Testing your soil for nutrients and pH is important to provide your plants with the proper balance of the elements they need. If you are establishing a new lawn or landscaping, a soil test is strongly recommended. The cost of soil testing is minor in comparison to the cost of plant materials and labor. Correcting a problem before planting is much simpler and cheaper than afterwards.
Once your yard is established, continue to take periodic soil samples. While many people routinely lime their lawns, this can result in raising the pH too high. However, since many fertilizers tend to lower the pH, the pH may drop below desirable levels after several years, depending on fertilization and other soil factors.
Obtaining a Test
Home tests for pH, nitrogen, phosphorus, and potassium are available from garden centers. While these may give you a general idea of the nutrients in your soil, they are not as reliable as tests performed by the Cooperative Extension Service at land grant universities. University and other commercial testing services will provide more detail and you can request special tests for micronutrients if you suspect a problem.
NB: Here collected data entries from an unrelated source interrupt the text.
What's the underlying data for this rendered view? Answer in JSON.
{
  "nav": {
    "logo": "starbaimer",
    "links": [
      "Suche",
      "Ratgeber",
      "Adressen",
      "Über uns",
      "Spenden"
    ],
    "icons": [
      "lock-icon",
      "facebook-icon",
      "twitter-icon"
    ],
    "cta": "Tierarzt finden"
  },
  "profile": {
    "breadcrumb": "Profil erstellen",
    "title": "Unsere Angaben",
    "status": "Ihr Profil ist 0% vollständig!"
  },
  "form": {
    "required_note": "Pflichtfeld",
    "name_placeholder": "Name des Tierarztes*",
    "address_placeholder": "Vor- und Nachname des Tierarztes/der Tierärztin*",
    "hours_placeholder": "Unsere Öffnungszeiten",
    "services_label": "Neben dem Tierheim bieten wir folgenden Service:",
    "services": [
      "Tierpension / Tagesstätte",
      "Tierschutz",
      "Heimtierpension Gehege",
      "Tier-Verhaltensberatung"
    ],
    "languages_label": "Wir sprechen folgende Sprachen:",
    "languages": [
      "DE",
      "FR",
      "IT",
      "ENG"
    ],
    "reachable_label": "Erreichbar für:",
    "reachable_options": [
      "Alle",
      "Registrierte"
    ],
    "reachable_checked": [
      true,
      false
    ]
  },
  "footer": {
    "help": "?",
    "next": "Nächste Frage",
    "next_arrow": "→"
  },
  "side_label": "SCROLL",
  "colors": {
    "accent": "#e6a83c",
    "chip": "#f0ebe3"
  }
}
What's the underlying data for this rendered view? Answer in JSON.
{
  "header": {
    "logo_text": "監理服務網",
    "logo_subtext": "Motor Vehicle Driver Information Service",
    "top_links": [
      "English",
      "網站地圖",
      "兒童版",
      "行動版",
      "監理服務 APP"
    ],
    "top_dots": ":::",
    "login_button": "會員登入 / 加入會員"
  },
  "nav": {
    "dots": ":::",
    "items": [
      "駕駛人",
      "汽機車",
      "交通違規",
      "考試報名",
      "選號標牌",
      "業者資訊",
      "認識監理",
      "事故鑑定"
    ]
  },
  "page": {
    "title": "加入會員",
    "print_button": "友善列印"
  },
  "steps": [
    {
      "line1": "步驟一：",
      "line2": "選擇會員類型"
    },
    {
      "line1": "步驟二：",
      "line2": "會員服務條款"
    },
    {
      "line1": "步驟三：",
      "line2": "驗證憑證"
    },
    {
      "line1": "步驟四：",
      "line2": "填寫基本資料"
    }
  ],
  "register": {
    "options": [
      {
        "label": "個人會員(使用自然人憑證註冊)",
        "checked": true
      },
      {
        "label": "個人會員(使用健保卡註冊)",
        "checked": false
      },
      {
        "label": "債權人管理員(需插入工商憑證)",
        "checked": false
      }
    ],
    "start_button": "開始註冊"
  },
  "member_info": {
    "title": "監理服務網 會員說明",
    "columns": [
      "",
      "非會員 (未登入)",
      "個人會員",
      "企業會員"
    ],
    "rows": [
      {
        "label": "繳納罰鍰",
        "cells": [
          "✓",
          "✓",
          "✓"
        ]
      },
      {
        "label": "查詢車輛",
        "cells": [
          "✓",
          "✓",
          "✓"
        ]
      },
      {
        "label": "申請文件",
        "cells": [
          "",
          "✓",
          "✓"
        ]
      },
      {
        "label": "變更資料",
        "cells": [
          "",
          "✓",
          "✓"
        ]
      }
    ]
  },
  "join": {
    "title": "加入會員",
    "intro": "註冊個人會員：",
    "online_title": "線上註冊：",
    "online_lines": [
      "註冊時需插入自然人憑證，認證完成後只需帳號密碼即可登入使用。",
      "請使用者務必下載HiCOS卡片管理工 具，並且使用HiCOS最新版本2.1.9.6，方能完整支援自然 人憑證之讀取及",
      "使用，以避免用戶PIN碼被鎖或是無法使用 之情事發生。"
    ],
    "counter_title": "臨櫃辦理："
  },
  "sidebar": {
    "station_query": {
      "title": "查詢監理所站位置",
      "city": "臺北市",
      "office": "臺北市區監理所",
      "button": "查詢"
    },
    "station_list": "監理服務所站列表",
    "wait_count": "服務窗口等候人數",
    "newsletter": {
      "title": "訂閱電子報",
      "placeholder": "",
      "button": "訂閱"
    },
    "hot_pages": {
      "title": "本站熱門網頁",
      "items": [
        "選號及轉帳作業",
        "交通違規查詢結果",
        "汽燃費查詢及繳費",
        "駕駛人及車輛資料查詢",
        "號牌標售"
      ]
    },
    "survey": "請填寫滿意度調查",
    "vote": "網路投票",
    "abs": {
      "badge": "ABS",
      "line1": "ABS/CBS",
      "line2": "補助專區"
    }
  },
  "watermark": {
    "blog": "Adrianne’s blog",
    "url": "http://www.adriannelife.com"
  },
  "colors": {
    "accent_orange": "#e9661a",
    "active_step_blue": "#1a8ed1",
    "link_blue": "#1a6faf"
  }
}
In addition to the analysis of nutrients in your soil, they often provide recommendations for the application of nutrients or on adjusting the pH.
TIP: Our expert gardening advisor, Karen Thurber adds, "You can find your local extension agent at, http://www.csrees.usda.gov/Extension/"
Understanding pH Results
The test for soil pH is very simple--pH is a measure of how acidic or alkaline your soil is. A pH of 7 is considered neutral. Below 7 is acidic and above 7 is alkaline. Since pH greatly influences plant nutrients, adjusting the pH will often correct a nutrient problem. At a high pH, several of the micronutrients become less available for plant uptake. Iron deficiency is a common problem even at a neutral pH on such plants as rhododendrons and blueberries. At very low pH, other micronutrients may be too available, resulting in a plant toxicity.
Phosphorus and potassium are tested regularly by commercial testing labs. While there are soil tests for nitrogen, these may be less reliable. Nitrogen is present in the soil in several forms and the forms can change rapidly. Therefore, a precise analysis of nitrogen is more difficult to obtain. Most university soil test labs do not routinely test for nitrogen. Home testing kits often contain a test for nitrogen which may give you a general idea of the presence of nitrogen, but again, due to the various transformations of nitrogen, the reading may not be reliable.
Organic matter is often part of a soil test. Soil organic matter is highly desirable. Organic matter has a large influence on soil structure. Good soil structure improves aeration and water movement and retention. This encourages increased microbial activity and root growth, both of which influence the availability of nutrients for plant growth. Soil organic matter also affects the availability of plant nutrients and how pesticides react in the soil. Soils high in organic matter tend to have a greater supply of plant nutrients compared to many soils low in organic matter. Organic matter tends to bind up some soil pesticides, reducing their effectiveness.
Tests for micronutrients are usually not performed unless there is reason to suspect a problem. Certain plants have greater requirements for specific micronutrients and may show deficiency symptoms. Iron deficiency is common on blueberries, rhododendrons, and pin oaks unless the soil is quite acidic. On these plants, the younger leaves will usually show signs of the deficiency first. The areas between the veins will be yellowish while the veins remain green. Other plants growing in the same soil will show no signs of a deficiency. In this case, altering the pH will often correct the problem.